On Thu, 26 Nov 2020 14:38:17 GMT, Chris Hegarty <che...@openjdk.org> wrote:

>> The ByteBuffers micro benchmark seems to be a little dated. 
>> 
>> It should be a useful resource to leverage when analysing the performance 
>> impact of any potential implementation changes in the byte buffer classes. 
>> More specifically, the impact of such changes on the performance of sharp 
>> memory access operations. 
>> 
>> This issue proposes to update the benchmark in the following ways to meet 
>> the aforementioned use-case: 
>> 
>> 1. Remove allocation from the individual benchmarks - it just creates noise. 
>> 2. Consolidate per-thread shared heap and direct buffers. 
>> 3. All scenarios now use absolute memory access operations - so no state of 
>> the shared buffers is considered. 
>> 4. Provide more reasonable default fork, warmup, etc, out-of-the-box. 
>> 5. There seems to have been an existing bug in the test where the size 
>> parameter was not always considered - this is now fixed.
>
> Chris Hegarty has updated the pull request incrementally with one additional 
> commit since the last revision:
> 
>   whitespace

Looks a great improvements.
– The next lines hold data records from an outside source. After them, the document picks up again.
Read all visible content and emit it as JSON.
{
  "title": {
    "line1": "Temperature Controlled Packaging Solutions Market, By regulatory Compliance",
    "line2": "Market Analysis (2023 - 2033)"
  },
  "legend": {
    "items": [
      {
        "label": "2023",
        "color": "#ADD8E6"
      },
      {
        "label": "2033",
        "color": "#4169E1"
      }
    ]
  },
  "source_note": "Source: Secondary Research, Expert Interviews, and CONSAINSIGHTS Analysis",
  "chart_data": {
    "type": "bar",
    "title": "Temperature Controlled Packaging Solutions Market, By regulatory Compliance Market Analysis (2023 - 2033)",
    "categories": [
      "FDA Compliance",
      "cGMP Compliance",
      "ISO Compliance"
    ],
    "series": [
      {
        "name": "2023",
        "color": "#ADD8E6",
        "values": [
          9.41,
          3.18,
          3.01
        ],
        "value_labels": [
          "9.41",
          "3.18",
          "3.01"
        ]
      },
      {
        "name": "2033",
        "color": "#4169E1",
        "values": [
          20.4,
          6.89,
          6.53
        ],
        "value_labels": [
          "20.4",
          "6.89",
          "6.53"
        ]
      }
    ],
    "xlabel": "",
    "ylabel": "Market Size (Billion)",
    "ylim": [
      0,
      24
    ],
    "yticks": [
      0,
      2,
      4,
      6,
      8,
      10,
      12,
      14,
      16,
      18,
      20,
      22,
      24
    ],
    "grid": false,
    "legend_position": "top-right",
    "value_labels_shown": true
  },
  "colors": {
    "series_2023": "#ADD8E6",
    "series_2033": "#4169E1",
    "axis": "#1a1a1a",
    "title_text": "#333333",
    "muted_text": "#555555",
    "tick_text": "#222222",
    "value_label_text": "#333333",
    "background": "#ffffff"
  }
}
Two comments:

* the names always mention the "Single" word, when in fact all benchmark 
involve some kind of a loop. I'd suggest making that more  explicit, both in 
the benchmark method and in the helpers.

* I see that you added  support for views - but note that, for heap buffers 
there are two different kind of views (!!). E.g. I believe that:

ByteBuffer.allocate(size * 4).asFloatBuffer()
returns a buffer of a different class than:

FloatBuffer.allocate(size);
I think you are only testing the former?